However the Duke lacrosse rape case turns out, one lesson that absolutely will not be learned is this: You can severely reduce your chances of having a false accusation of rape leveled against you if you don’t hire strange women to come to your house and take their clothes off for money.
Also, you can severely reduce your chances of being raped if you do not go to strange men’s houses and take your clothes off for money. (Does anyone else detect a common thread here?)
And if you are a girl in Aruba or New York City, among the best ways to avoid being the victim of a horrible crime is to not get drunk in public or go off in a car with men you just met. While we’re on the subject of things every 5-year-old should know, I also recommend against dousing yourself in gasoline and striking a match.
Everyone makes mistakes, especially young people, but the outpouring of support for the victims and their families is obscuring what ought to be a flashing neon warning for potential future victims.
Whenever a gun is used in a crime, there are never-ending news stories about how dangerous guns are. But these girls go out alone, late at night, drunk off their butts, and there’s nary a peep about the dangers of drunk women on their own in public. It’s their “right.”
Yes, of course no one “deserves” to die for a mistake. Or to be raped or falsely accused of rape for a mistake. I have always been unabashedly anti-murder, anti-rape and anti-false accusation—and I don’t care who knows about it!

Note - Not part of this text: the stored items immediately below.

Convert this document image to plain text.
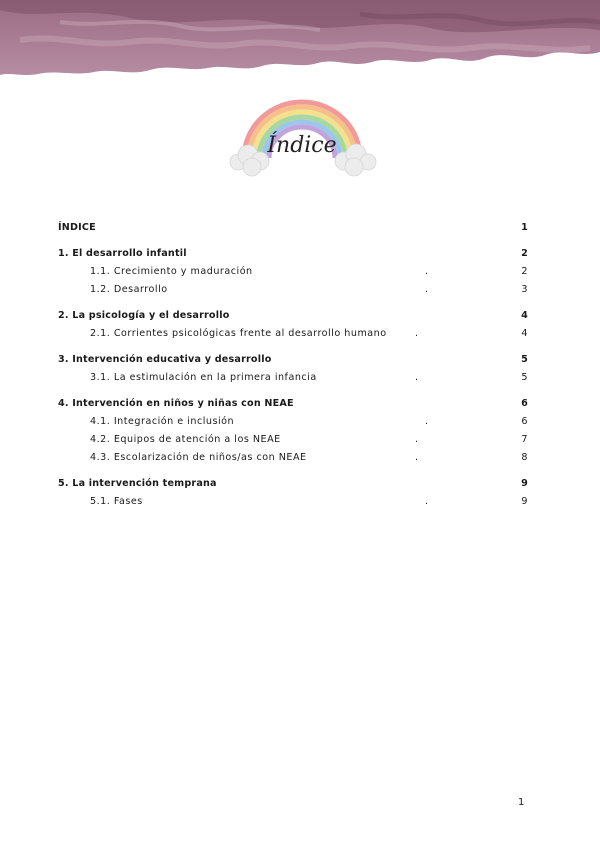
Índice
ÍNDICE	1
1. El desarrollo infantil	2
1.1. Crecimiento y maduración	.	2
1.2. Desarrollo	.	3
2. La psicología y el desarrollo	4
2.1. Corrientes psicológicas frente al desarrollo humano	.	4
3. Intervención educativa y desarrollo	5
3.1. La estimulación en la primera infancia	.	5
4. Intervención en niños y niñas con NEAE	6
4.1. Integración e inclusión	.	6
4.2. Equipos de atención a los NEAE	.	7
4.3. Escolarización de niños/as con NEAE	.	8
5. La intervención temprana	9
5.1. Fases	.	9
1
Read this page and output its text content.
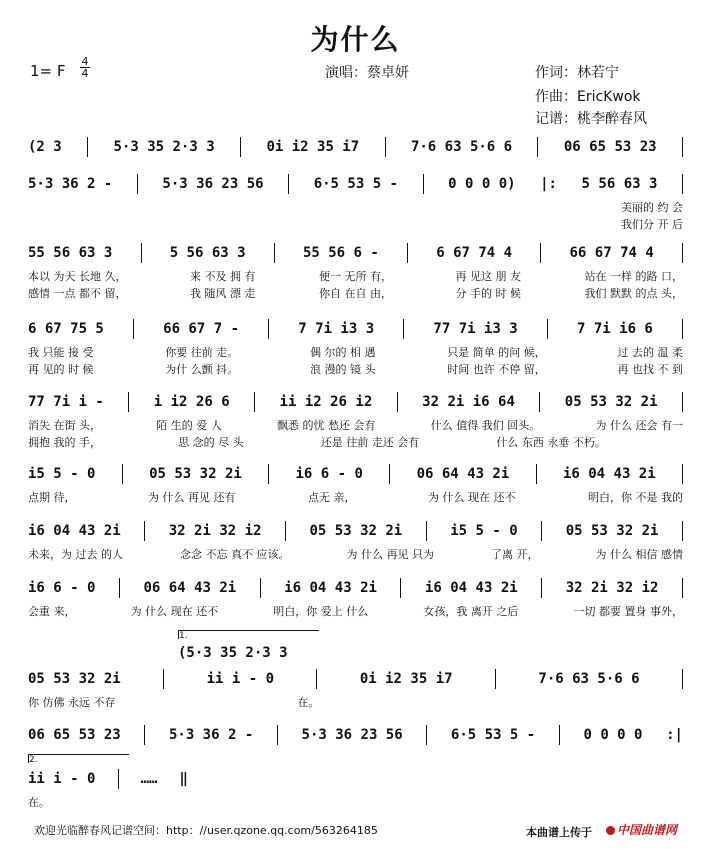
为什么
1= F
4
4	演唱：蔡卓妍	作词：林若宁
作曲：EricKwok
记谱：桃李醉春风
(2 3	5·3 35 2·3 3	0i i2 35 i7	7·6 63 5·6 6	06 65 53 23
5·3 36 2 -	5·3 36 23 56	6·5 53 5 -	0 0 0 0) |: 5 56 63 3
美丽的 约 会
我们分 开 后
55 56 63 3	5 56 63 3	55 56 6 -	6 67 74 4	66 67 74 4
本以 为天 长地 久，	来 不及 拥 有	便一 无所 有，	再 见这 朋 友	站在 一样 的路 口，
感情 一点 都不 留，	我 随风 漂 走	你自 在自 由，	分 手的 时 候	我们 默默 的点 头，
6 67 75 5	66 67 7 -	7 7i i3 3	77 7i i3 3	7 7i i6 6
我 只能 接 受	你要 往前 走。	偶 尔的 相 遇	只是 简单 的问 候，	过 去的 温 柔
再 见的 时 候	为什 么颤 抖。	浪 漫的 镜 头	时间 也许 不停 留，	再 也找 不 到
77 7i i -	i i2 26 6	ii i2 26 i2	32 2i i6 64	05 53 32 2i
消失 在街 头，	陌 生的 爱 人	飘悉 的忧 愁还 会有	什么 值得 我们 回头。	为 什么 还会 有一
拥抱 我的 手，	思 念的 尽 头	还是 往前 走还 会有	什么 东西 永垂 不朽。
i5 5 - 0	05 53 32 2i	i6 6 - 0	06 64 43 2i	i6 04 43 2i
点期 待，	为 什么 再见 还有	点无 亲，	为 什么 现在 还不	明白，你 不是 我的
i6 04 43 2i	32 2i 32 i2	05 53 32 2i	i5 5 - 0	05 53 32 2i
未来，为 过去 的人	念念 不忘 真不 应该。	为 什么 再见 只为	了离 开，	为 什么 相信 感情
i6 6 - 0	06 64 43 2i	i6 04 43 2i	i6 04 43 2i	32 2i 32 i2
会重 来，	为 什么 现在 还不	明白，你 爱上 什么	女孩，我 离开 之后	一切 都要 置身 事外，
(5·3 35 2·3 3
1.
05 53 32 2i	ii i - 0	0i i2 35 i7	7·6 63 5·6 6
你 仿佛 永远 不存	在。
06 65 53 23	5·3 36 2 -	5·3 36 23 56	6·5 53 5 -	0 0 0 0 :|
2.
ii i - 0	…… ‖
在。
欢迎光临醉春风记谱空间：http：//user.qzone.qq.com/563264185	本曲谱上传于	中国曲谱网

But these statements would roll off the tongue more easily in a world that so much as tacitly acknowledged that all these messy turns of fate followed behavior that your mother could have told you was tacky.
Not very long ago, all the precursor behavior in these cases would have been recognized as vulgar—whether or not anyone ended up dead, raped or falsely accused of rape. But in a nation of people in constant terror of being perceived as “judgmental,” I’m not sure most people do recognize that anymore.
It shouldn’t be necessary to point out that girls shouldn’t be bar-hopping alone or taking their clothes off in front of strangers, and that young men shouldn’t be hiring strippers. But we live in a world of Bill Clinton, Paris Hilton, Howard Stern, Julia Roberts in “Pretty Woman,” Democratic fund-raisers at the Playboy Mansion and tax deductions for entertaining clients at strip clubs.
This is an age in which the expression “girls gone wild” is becoming a redundancy. So even as the bodies pile up, I don’t think the message about integrity is getting through.
The liberal charge of “hypocrisy” has so permeated the public consciousness that no one is willing to condemn any behavior anymore, no matter how seedy. The unstated rule is: If you’ve done it, you can’t ever criticize it—a standard that would seem to repudiate the good works of the Rev. Franklin Graham, Malcolm X, Whittaker Chambers and St. Paul, among others.
Every woman who has had an abortion feels compelled to defend abortion for all women; every man who’s ever been at a party with strippers thinks he has to defend all men who watch strippers; and every Democrat who voted for Bill Clinton feels the need to defend duplicity, adultery, lying about adultery, sexual harassment, rape, perjury, obstruction of justice, kicking the can of global Islamo-fascism down the road for eight years and so on.
This is crazy. (I can say that because I’ve never been diagnosed with a psychiatric disorder. Although I did test positive for “Olympic fever” once.)
In no area except morality would a sane person believe he can’t criticize something stupid because he’s done it. How about: If you’ve ever forgotten to fill up your car and run out of gas, you must forevermore defend a person’s right to ignore the gas gauge. Or if you’ve ever forgotten to wear a coat in cold weather and caught a cold, henceforth you are obliged to encourage others not to dress appropriately in the winter.
This deep-seated societal fear of being accused of “hypocrisy” applies only to behavior touching on morals.
But we’re all rotten sinners, incapable of redemption on our own. The liberal answer to sin is to say: I can never pay this back, so my argument will be I didn’t do anything wrong.
The religion of peace’s answer is: I’ve just beheaded an innocent man—I’m off to meet Allah!
I don’t know what the Jewish answer is, but I’m sure it’s something other than, “therefore, what I did is no longer bad behavior”—or the Talmud could be a lot shorter.
The Christian answer is: I can never pay this back, but luckily that Christ fellow has already paid my debt.